Posted on Aug 1, 1999

Lance Spallholz ’69 has been collecting Union postcards such as this one of the Nott Memorial for more than a dozen years.

For
many years, Lance Spallholz ’69 did not know he was a deltiologist.

The
term refers to individuals who collect postcards, and Spallholz came
across it one day as he was looking through Web sites, gathering
information about his hobby.

For
more than a dozen years, Spallholz has been a dedicated and
specialized postcard collector. His area of interest is Union College,
and he has about eighty postcards that show the College from 1906
through the 1920s. He is fascinated with the postcards because both
the pictures on the front and the messages on the back are so
evocative of a bygone era.

“Back
then, there was very little private photography, and there was no
color photography,” he says. “So this was how people saw the
world.”

Many
of the postcards were handpainted in Germany, and it is obvious, from
the multitude of ways the Nott Memorial is colored, that the
illustrators never saw the building.

Just
as interesting and nostalgic are the messages.
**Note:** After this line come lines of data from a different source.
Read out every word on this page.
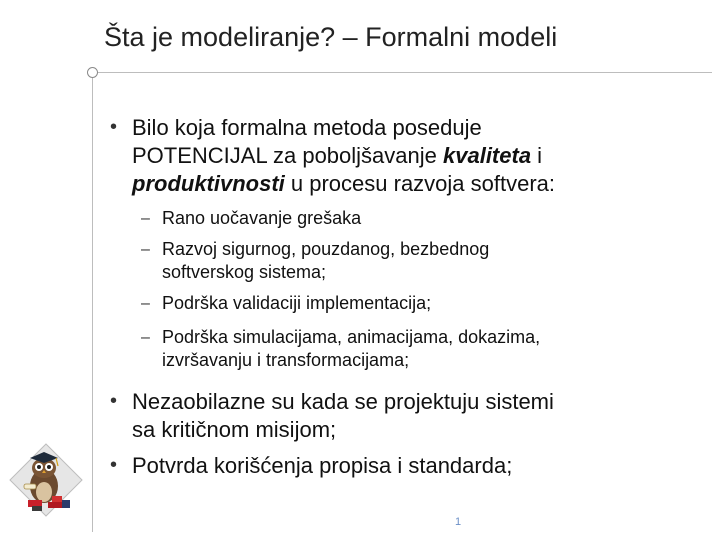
Šta je modeliranje? – Formalni modeli
• Bilo koja formalna metoda poseduje
POTENCIJAL za poboljšavanje kvaliteta i
produktivnosti u procesu razvoja softvera:
– Rano uočavanje grešaka
– Razvoj sigurnog, pouzdanog, bezbednog
softverskog sistema;
– Podrška validaciji implementacija;
– Podrška simulacijama, animacijama, dokazima,
izvršavanju i transformacijama;
• Nezaobilazne su kada se projektuju sistemi
sa kritičnom misijom;
• Potvrda korišćenja propisa i standarda;
1
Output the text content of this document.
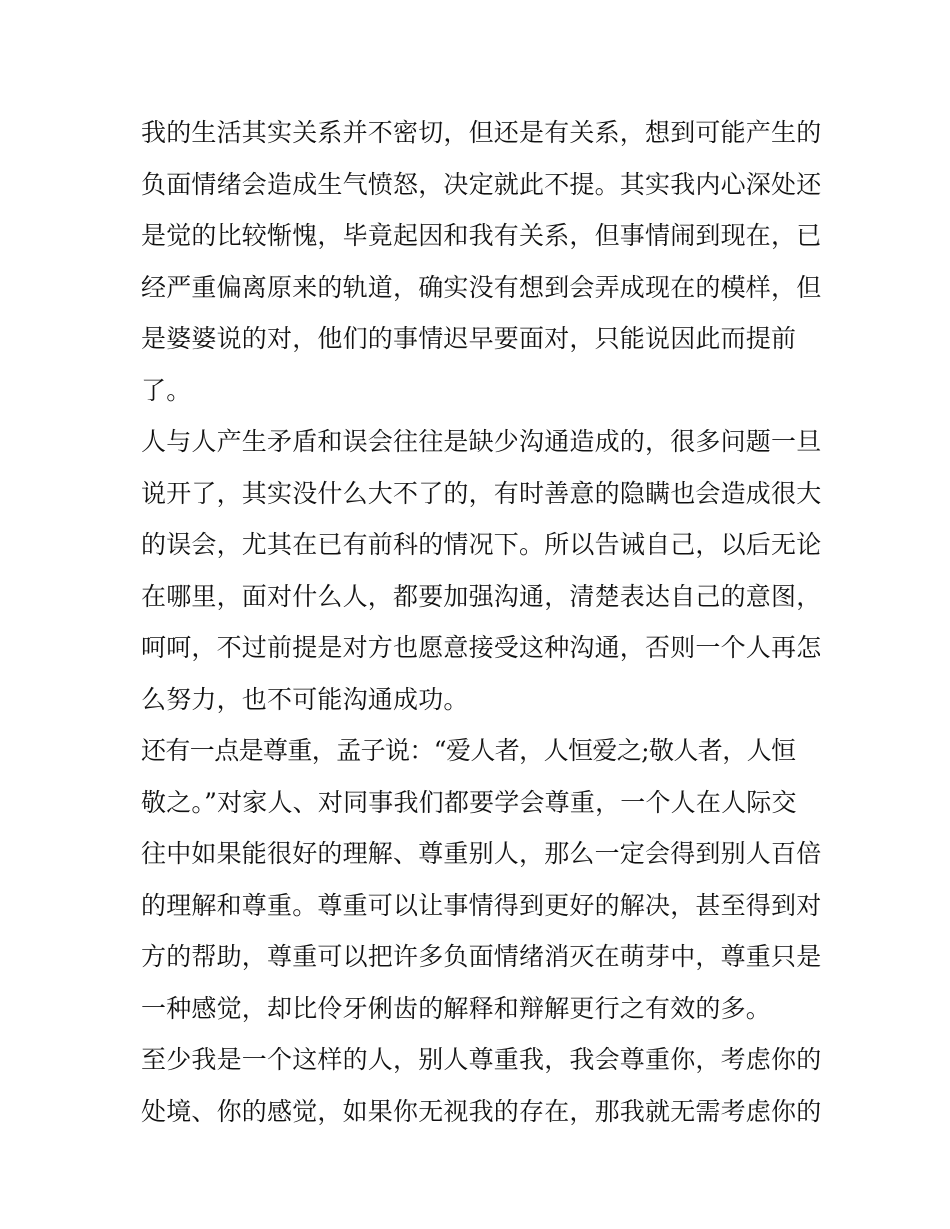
我的生活其实关系并不密切，但还是有关系，想到可能产生的
负面情绪会造成生气愤怒，决定就此不提。其实我内心深处还
是觉的比较惭愧，毕竟起因和我有关系，但事情闹到现在，已
经严重偏离原来的轨道，确实没有想到会弄成现在的模样，但
是婆婆说的对，他们的事情迟早要面对，只能说因此而提前
了。
人与人产生矛盾和误会往往是缺少沟通造成的，很多问题一旦
说开了，其实没什么大不了的，有时善意的隐瞒也会造成很大
的误会，尤其在已有前科的情况下。所以告诫自己，以后无论
在哪里，面对什么人，都要加强沟通，清楚表达自己的意图，
呵呵，不过前提是对方也愿意接受这种沟通，否则一个人再怎
么努力，也不可能沟通成功。
还有一点是尊重，孟子说：“爱人者，人恒爱之;敬人者，人恒
敬之。”对家人、对同事我们都要学会尊重，一个人在人际交
往中如果能很好的理解、尊重别人，那么一定会得到别人百倍
的理解和尊重。尊重可以让事情得到更好的解决，甚至得到对
方的帮助，尊重可以把许多负面情绪消灭在萌芽中，尊重只是
一种感觉，却比伶牙俐齿的解释和辩解更行之有效的多。
至少我是一个这样的人，别人尊重我，我会尊重你，考虑你的
处境、你的感觉，如果你无视我的存在，那我就无需考虑你的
One postcard of the
Nott Memorial carries the message, “Here is one of the great
buildings where many great men have received their learning.” On
a 1908 postcard of South College the sender wrote, “X marks
Harry’s room where we are having a fun time, but too strenuous for
me.” Another postcard of South College says, “If your father
had a good memory, he could tell you what a good time he had
here.” And on another: “Hard luck, Milton. Nothing but rain
up here.”

“Lots
of people didn’t have phones, so many of the messages were of the
‘Hope to get up this weekend’ variety that today would be
e-mail,” Spallholz says. “It was a fairly cheap way to stay
in touch.”

Spallholz
began to collect the postcards on visits he and his wife, Norma, made
to antique shops. As she looked for furniture for their house, he
began looking through the bins of postcards. He has found Union
postcards as far away as Maryland, where he paid fifty cents for a
card of South College.

His
interest in Union postcards is a natural. His grandfather, an uncle,
two great-uncles, and his daughter, Julianna, also graduated from the
College; he and Norma met in the Rathskeller and were married in
Memorial Chapel; and he has been a computer science instructor at
Union since 1985, when he left high school teaching to teach UNIX
systems management, applications programming, and computer languages
to Union students.

Not
surprisingly, given his profession, Spallholz has created a Web page
containing images of his postcards (http://tardis.union.edu/~spallhol/postcards).
He says he doesn’t know how many different Union scenes appeared on
postcards and would be happy to hear from alumni who come across a
Union card.

His
hobby, he says, is one of sentiment. “I don’t think the cards
have much monetary value, but I like the little messages. To those
people, they were very important. And now they’re gone.”